McDonald, who also serves as an analyst for the SEC Network, said he would like to see MLB adopt the timer format used by college baseball, where the clock has 20 seconds no matter the situation. In the majors, pitchers have 15 seconds to start their motion with no one on base and 20 seconds with any base runners; the clock’s expiration results in an automatic ball, while the batter must be ready to hit with 8 seconds on the clock or receive an automatic strike. He also bemoaned the two-disengagement limit now facing pitchers, with a third unsuccessful pickoff attempt during one plate appearance resulting in a balk. Palmer likewise noted that although hitters get one timeout per at-bat, there’s no way for pitchers to stop the clock with no one on base.

But both former pitchers welcome the improved pace, as do their counterparts. Listening back to an Orioles radio broadcast he did last season, Geoff Arnold mired through a half-inning against the Chicago Cubs that he said lasted about 20 minutes, at one point going more than 5 minutes between balls in play.

“That’s just a product that isn’t the best,” Arnold said. “This is the majors. The players have to adjust, and the broadcasters do, too.”

He and Brett Hollander, who primarily split play-by-play duties on the Orioles Radio Network, both noted the pitch clock presents a challenge for their broadcasts that doesn’t exist for MASN, with the requirement to detail each pitch without the backdrop of video should the conversation veer elsewhere.
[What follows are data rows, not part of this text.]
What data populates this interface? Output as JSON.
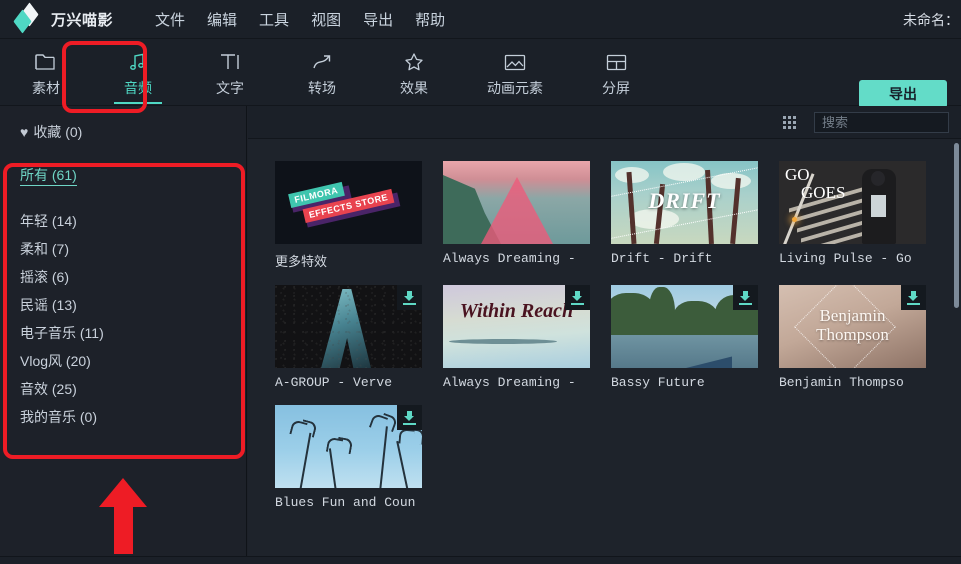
{
  "app": {
    "brand_name": "万兴喵影",
    "accent_color": "#4fd8c4",
    "annotation_color": "#ee1c25",
    "project_title": "未命名："
  },
  "menu": {
    "items": [
      {
        "label": "文件",
        "name": "menu-file"
      },
      {
        "label": "编辑",
        "name": "menu-edit"
      },
      {
        "label": "工具",
        "name": "menu-tools"
      },
      {
        "label": "视图",
        "name": "menu-view"
      },
      {
        "label": "导出",
        "name": "menu-export"
      },
      {
        "label": "帮助",
        "name": "menu-help"
      }
    ]
  },
  "toolbar": {
    "tabs": [
      {
        "label": "素材",
        "icon": "folder-icon",
        "active": false
      },
      {
        "label": "音频",
        "icon": "music-note-icon",
        "active": true
      },
      {
        "label": "文字",
        "icon": "text-icon",
        "active": false
      },
      {
        "label": "转场",
        "icon": "transition-icon",
        "active": false
      },
      {
        "label": "效果",
        "icon": "sparkle-icon",
        "active": false
      },
      {
        "label": "动画元素",
        "icon": "image-icon",
        "active": false
      },
      {
        "label": "分屏",
        "icon": "split-screen-icon",
        "active": false
      }
    ],
    "export_label": "导出"
  },
  "sidebar": {
    "favorites": {
      "label": "收藏 (0)",
      "icon": "heart-icon"
    },
    "categories": [
      {
        "label": "所有 (61)",
        "active": true
      },
      {
        "label": "年轻 (14)",
        "active": false
      },
      {
        "label": "柔和 (7)",
        "active": false
      },
      {
        "label": "摇滚 (6)",
        "active": false
      },
      {
        "label": "民谣 (13)",
        "active": false
      },
      {
        "label": "电子音乐 (11)",
        "active": false
      },
      {
        "label": "Vlog风 (20)",
        "active": false
      },
      {
        "label": "音效 (25)",
        "active": false
      },
      {
        "label": "我的音乐 (0)",
        "active": false
      }
    ]
  },
  "content": {
    "search": {
      "value": "",
      "placeholder": "搜索"
    },
    "grid_view_icon": "grid-view-icon",
    "search_icon": "search-icon",
    "items": [
      {
        "title": "更多特效",
        "art": "store",
        "downloadable": false
      },
      {
        "title": "Always Dreaming -",
        "art": "coast",
        "downloadable": false
      },
      {
        "title": "Drift - Drift",
        "art": "drift",
        "downloadable": false,
        "overlay_text": "DRIFT"
      },
      {
        "title": "Living Pulse - Go",
        "art": "stairs",
        "downloadable": false,
        "overlay_text": "GO GOES"
      },
      {
        "title": "A-GROUP - Verve",
        "art": "verve",
        "downloadable": true
      },
      {
        "title": "Always Dreaming -",
        "art": "reach",
        "downloadable": true,
        "overlay_text": "Within Reach"
      },
      {
        "title": "Bassy Future",
        "art": "bay",
        "downloadable": true
      },
      {
        "title": "Benjamin Thompso",
        "art": "benjamin",
        "downloadable": true,
        "overlay_text": "Benjamin Thompson"
      },
      {
        "title": "Blues Fun and Coun",
        "art": "palm",
        "downloadable": true
      }
    ]
  }
}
Hollander said that’s led to occasionally fewer details on the background of opposing teams’ players, offering the example of an opponent’s fifth-best reliever working through a long at-bat in the middle innings.

“There were things you were delving into about his life in 2017 that maybe you’re not getting to right now,” Hollander said. “No one wants NASCAR baseball. No one, even fans who want a shorter game by a lot. There’s something that baseball brings, but I think it had to speed up, the pace had to get better. There had to be more action.”

But despite the changes, Hollander feels he and Arnold have kept up their “usual schtick,” believing the shortened games haven’t produced lesser broadcasts. Brown said he’s found himself calling some pitches quicker than he might have in the past, wanting to make sure Palmer and McDonald have space to flex their experiential knowledge.

“I’m happy to talk less,” Brown said. “I do not want to hog the broadcast. I do not want it to feel lopsided in my favor. Because number one, it shouldn’t generally, and number two, [Palmer’s] a Hall of Famer and [McDonald’s] a No. 1 pick, so I always want to hear from them.

“My worry was that there might not be enough time for them, but so far, it hasn’t felt that way.”